What to do about your AI visibility starting now
Now that you know where you stand, here's where to focus your energy. You don't have to do all of this at once. Start with what you can act on this week and build from there.
Rewrite your website opening to lead with a direct answer.
Your homepage, your about page, your services page — each one should answer a core question within the first two or three sentences. Who you help, what you do for them, and what result they can expect. Not "welcome to my business" and not a list of buzzwords. A direct, specific answer.
Fill out your Google Business Profile (GBP) completely.
This is one of the highest-leverage moves for local service businesses. Add your services with keyword-rich descriptions, post updates regularly, and respond to every review. Google's AI Overview pulls heavily from active, complete GBP listings.
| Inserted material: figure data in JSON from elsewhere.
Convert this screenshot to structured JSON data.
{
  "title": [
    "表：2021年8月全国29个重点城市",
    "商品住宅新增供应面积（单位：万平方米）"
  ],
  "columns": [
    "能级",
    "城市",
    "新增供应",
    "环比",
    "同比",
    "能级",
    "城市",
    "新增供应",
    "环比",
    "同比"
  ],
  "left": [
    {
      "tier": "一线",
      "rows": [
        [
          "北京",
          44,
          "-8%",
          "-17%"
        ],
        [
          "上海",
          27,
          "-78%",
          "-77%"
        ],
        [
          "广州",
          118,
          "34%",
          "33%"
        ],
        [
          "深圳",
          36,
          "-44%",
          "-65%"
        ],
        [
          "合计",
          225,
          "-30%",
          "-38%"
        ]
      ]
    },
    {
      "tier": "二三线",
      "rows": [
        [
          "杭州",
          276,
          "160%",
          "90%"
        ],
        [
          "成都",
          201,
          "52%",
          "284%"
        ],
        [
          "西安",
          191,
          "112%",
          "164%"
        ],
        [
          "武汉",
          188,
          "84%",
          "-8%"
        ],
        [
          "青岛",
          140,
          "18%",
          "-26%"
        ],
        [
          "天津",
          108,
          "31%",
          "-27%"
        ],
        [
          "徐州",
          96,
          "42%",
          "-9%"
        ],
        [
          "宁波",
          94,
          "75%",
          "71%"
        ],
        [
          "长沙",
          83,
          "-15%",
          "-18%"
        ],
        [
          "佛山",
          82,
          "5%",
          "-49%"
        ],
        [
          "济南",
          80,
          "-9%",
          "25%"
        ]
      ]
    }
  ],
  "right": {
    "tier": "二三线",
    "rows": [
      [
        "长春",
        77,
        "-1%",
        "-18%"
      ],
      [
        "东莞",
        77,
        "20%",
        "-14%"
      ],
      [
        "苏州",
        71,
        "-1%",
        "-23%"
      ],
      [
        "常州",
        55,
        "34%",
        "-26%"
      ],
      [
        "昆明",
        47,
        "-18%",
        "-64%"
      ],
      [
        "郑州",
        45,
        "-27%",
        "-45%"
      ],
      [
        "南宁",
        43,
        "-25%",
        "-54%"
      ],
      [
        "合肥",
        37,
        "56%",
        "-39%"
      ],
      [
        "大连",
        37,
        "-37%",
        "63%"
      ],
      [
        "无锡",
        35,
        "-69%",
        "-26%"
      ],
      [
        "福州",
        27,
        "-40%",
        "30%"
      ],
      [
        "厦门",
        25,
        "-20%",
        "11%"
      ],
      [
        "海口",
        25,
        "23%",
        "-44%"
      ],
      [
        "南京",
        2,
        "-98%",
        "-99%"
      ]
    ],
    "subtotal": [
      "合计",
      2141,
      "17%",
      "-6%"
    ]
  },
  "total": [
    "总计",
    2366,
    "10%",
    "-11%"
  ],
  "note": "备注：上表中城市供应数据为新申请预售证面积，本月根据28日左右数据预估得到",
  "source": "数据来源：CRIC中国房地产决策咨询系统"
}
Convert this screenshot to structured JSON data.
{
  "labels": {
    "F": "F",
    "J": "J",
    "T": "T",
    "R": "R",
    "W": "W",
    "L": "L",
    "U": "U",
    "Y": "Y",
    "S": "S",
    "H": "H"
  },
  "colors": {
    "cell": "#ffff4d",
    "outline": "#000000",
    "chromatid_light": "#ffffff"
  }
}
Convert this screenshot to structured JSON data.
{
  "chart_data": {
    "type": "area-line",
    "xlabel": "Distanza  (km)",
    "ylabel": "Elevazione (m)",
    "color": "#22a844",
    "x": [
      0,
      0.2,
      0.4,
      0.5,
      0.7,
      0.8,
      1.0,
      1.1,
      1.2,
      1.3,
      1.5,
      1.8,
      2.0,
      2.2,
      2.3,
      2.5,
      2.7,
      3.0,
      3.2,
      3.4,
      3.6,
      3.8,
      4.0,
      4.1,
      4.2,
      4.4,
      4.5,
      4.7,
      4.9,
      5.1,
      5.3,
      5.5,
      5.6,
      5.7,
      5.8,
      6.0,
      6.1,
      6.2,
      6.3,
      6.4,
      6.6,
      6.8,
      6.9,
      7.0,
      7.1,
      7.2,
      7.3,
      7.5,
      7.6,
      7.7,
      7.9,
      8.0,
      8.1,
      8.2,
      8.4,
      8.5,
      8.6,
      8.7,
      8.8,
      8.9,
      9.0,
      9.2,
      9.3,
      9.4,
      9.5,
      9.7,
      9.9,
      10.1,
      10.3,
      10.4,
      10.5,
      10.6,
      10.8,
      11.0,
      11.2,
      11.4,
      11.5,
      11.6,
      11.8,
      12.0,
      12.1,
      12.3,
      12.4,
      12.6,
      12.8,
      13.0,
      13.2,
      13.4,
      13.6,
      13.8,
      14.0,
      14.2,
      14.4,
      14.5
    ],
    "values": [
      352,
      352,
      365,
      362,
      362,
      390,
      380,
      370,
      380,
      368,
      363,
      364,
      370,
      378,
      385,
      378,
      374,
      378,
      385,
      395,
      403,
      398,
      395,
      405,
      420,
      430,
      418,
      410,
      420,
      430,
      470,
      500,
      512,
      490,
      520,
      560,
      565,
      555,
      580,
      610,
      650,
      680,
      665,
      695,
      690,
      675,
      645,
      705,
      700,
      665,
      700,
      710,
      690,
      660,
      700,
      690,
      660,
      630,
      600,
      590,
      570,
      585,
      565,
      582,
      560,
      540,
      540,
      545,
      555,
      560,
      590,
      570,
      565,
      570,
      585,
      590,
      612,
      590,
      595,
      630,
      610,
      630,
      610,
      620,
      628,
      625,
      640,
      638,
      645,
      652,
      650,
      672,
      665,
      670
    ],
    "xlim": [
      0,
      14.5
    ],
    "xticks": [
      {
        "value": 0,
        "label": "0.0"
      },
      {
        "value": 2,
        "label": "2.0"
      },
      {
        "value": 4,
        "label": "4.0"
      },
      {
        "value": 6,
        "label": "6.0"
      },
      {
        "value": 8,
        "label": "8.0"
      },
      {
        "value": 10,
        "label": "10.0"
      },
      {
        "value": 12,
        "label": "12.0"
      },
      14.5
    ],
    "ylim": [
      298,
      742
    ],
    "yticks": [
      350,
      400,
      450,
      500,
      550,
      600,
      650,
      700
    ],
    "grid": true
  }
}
Make your LinkedIn say something.
Your LinkedIn profile and your company page should clearly describe your expertise, who you serve, and what you help them accomplish. AI indexes LinkedIn heavily. A sparse or vague profile is a missed opportunity.
Start collecting third-party mentions.
Think about where your name could show up that isn't your own platform. A guest blog post. A podcast interview. A feature in a local business publication. Getting listed in industry directories. Every time a source that isn't you mentions your name in connection with your expertise, you're building AI credibility.
Use the language your clients use, not the language you use.
This one is subtle but important. If your clients search for "help getting clients as a life coach" and your website only says "transformational coaching services," there's a mismatch. AI is matching intent to language. The closer your content mirrors the actual words your clients use to describe their problem, the more likely you are to show up when they search.
The bottom line
AI search is not replacing everything you've already built. It's a new layer on top of it. The businesses that show up in AI recommendations aren't necessarily the biggest or the most established. They're the clearest, the most consistent, and the most present across the places AI is looking.
I've been thinking about this a lot because I lead GEO visibility strategy at my full-time job and I'm building it into everything we do at my content studio, Venture to Bloom. And what I keep coming back to is this: if your expertise is real and your results are real, the work is just making sure the places AI looks can actually find you.
Go do that audit right now. Ask ChatGPT who the best person in your field is in your area. See what it says. Then decide what you want to do about it.